Scrape Product Data from Amazon (with Python + ProxiesAPI)

Amazon product pages are a classic scraping target — and also one of the quickest places to get blocked if you hammer requests from a single IP.

Amazon product page we’ll scrape (title, price, rating, availability)

In this tutorial we’ll build a real Python scraper that extracts:

  • product title
  • price (best-effort, from common price blocks)
  • rating (stars)
  • review count
  • availability / stock text
  • canonical product URL

We’ll use requests + BeautifulSoup (server-rendered HTML parsing) and we’ll show exactly where ProxiesAPI fits in the network layer.

Make your Amazon fetches more reliable with ProxiesAPI

Amazon is sensitive to repeated requests. ProxiesAPI gives you a simple, stable way to proxy your HTTP fetches so your scraper fails less as you scale your URL count.


Important notes (so your scraper doesn’t break instantly)

  1. HTML varies by locale and experiments. Amazon A/B tests markup frequently.
  2. Don’t rely on a single selector. Use a fallback chain.
  3. Send a realistic User-Agent + Accept-Language. It reduces “robot page” responses.
  4. Expect intermittent failures. Build retries + backoff from day one.
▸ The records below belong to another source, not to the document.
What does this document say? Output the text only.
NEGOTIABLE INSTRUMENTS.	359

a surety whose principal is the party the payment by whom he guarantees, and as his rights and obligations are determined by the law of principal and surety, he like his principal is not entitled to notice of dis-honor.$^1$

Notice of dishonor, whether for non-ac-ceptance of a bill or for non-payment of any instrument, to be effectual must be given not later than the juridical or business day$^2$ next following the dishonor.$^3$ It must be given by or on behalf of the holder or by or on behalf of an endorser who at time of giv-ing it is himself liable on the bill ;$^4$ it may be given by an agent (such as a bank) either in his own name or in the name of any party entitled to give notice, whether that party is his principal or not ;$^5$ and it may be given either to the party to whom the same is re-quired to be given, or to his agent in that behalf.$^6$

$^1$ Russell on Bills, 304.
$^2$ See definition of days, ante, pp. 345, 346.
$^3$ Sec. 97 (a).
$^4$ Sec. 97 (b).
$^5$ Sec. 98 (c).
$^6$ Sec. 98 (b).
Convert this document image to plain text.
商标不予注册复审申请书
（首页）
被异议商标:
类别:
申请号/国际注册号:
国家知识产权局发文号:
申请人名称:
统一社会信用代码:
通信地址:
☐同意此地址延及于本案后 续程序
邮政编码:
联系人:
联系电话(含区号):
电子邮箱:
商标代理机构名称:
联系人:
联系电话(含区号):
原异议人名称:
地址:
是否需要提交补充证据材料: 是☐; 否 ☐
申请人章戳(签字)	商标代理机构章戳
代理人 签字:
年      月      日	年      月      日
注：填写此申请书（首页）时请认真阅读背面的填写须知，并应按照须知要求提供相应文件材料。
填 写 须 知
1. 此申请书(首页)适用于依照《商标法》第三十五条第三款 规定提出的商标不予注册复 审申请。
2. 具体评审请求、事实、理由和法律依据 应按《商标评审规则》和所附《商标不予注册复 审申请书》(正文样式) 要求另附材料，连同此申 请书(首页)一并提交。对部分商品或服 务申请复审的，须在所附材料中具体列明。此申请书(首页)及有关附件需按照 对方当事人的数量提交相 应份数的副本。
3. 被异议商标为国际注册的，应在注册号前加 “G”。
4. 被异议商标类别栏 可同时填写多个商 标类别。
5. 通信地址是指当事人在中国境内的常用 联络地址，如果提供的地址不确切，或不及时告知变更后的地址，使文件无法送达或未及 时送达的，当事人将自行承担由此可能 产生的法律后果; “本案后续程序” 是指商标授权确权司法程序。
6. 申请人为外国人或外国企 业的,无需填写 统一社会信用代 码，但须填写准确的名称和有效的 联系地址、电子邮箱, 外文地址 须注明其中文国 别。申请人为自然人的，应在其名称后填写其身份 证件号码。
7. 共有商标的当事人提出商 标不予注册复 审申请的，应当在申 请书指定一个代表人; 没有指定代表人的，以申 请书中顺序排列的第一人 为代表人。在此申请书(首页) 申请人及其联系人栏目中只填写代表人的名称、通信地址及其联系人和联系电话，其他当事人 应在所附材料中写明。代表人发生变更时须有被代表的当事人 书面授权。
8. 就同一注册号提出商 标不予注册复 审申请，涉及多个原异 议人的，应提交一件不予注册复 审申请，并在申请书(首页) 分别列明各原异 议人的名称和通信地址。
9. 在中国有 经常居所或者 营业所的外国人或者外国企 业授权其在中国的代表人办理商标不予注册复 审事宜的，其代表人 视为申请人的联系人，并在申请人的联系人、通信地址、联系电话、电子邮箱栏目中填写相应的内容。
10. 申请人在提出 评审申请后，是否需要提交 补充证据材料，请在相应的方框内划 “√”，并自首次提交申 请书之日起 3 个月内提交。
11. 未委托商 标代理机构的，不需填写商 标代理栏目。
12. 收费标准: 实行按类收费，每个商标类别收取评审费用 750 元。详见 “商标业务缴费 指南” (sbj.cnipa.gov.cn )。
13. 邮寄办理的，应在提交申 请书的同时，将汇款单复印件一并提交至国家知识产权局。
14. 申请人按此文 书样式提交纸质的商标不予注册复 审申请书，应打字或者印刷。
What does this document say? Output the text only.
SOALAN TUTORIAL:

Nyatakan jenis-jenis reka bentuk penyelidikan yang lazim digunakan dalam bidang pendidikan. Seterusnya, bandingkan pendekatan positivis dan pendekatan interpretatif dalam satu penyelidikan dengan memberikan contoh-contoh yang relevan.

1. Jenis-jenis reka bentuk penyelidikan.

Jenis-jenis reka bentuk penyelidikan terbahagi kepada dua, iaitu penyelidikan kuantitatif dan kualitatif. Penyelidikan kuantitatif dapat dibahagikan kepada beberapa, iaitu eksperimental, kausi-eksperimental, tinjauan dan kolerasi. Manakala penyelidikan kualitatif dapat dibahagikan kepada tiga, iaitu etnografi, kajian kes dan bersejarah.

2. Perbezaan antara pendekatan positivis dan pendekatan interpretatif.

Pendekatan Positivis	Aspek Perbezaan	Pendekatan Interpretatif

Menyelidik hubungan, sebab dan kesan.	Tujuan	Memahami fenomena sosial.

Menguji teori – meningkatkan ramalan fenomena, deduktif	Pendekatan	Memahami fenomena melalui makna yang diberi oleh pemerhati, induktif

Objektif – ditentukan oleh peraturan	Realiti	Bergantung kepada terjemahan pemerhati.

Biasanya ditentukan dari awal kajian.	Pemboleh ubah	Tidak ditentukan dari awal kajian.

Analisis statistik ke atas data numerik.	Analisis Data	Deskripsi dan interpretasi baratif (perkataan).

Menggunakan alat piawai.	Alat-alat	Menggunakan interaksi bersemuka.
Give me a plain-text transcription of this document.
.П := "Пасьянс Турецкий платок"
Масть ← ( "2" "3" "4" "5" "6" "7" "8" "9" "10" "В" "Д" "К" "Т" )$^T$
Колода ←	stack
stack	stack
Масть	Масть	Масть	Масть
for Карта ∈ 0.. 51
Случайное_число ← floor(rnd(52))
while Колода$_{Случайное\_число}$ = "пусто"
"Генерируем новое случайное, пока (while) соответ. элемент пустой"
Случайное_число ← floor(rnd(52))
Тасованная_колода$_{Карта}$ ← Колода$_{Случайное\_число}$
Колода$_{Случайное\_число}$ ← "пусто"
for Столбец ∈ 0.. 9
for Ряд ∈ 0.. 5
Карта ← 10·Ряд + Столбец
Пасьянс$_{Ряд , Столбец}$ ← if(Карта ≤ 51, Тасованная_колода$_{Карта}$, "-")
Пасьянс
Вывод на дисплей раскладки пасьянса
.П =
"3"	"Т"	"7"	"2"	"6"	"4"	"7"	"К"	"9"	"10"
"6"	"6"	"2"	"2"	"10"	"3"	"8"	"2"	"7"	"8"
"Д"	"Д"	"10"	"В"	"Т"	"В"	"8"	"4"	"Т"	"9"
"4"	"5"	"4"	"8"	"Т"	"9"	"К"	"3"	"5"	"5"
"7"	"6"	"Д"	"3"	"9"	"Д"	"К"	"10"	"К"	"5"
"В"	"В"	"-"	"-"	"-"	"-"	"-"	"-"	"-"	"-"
Also: this guide does not claim to bypass protected challenges. If you receive a challenge page, treat it as a failed fetch and move on.


Quick sanity check: fetch HTML

Pick a single product URL (example):

https://www.amazon.com/dp/B0C7W6G2Q2

Try fetching headers-only first:

curl -I "https://www.amazon.com/dp/B0C7W6G2Q2" | head

If you get HTML, we’re good. If you get an interstitial or “robot check”, that’s exactly why we’ll add proxy-backed fetching and retries.


Setup

python -m venv .venv
source .venv/bin/activate
pip install requests beautifulsoup4 lxml

Step 1: A robust fetch() (timeouts, headers, retries)

import random
import time
from urllib.parse import quote

import requests

TIMEOUT = (10, 30)  # connect, read

HEADERS = {
    "User-Agent": (
        "Mozilla/5.0 (Macintosh; Intel Mac OS X 10_15_7) "
        "AppleWebKit/537.36 (KHTML, like Gecko) "
        "Chrome/123.0.0.0 Safari/537.36"
    ),
    "Accept-Language": "en-US,en;q=0.9",
    "Accept": "text/html,application/xhtml+xml,application/xml;q=0.9,*/*;q=0.8",
    "Connection": "keep-alive",
}

session = requests.Session()


def fetch_direct(url: str) -> str:
    r = session.get(url, headers=HEADERS, timeout=TIMEOUT)
    r.raise_for_status()
    return r.text


def fetch_with_proxiesapi(url: str, api_key: str) -> str:
    # ProxiesAPI format required by the guide
    proxied = f"http://api.proxiesapi.com/?key={quote(api_key)}&url={quote(url, safe='')}"
    r = session.get(proxied, headers=HEADERS, timeout=TIMEOUT)
    r.raise_for_status()
    return r.text


def fetch(url: str, api_key: str | None = None, retries: int = 4) -> str:
    last_err = None
    for attempt in range(1, retries + 1):
        try:
            html = fetch_with_proxiesapi(url, api_key) if api_key else fetch_direct(url)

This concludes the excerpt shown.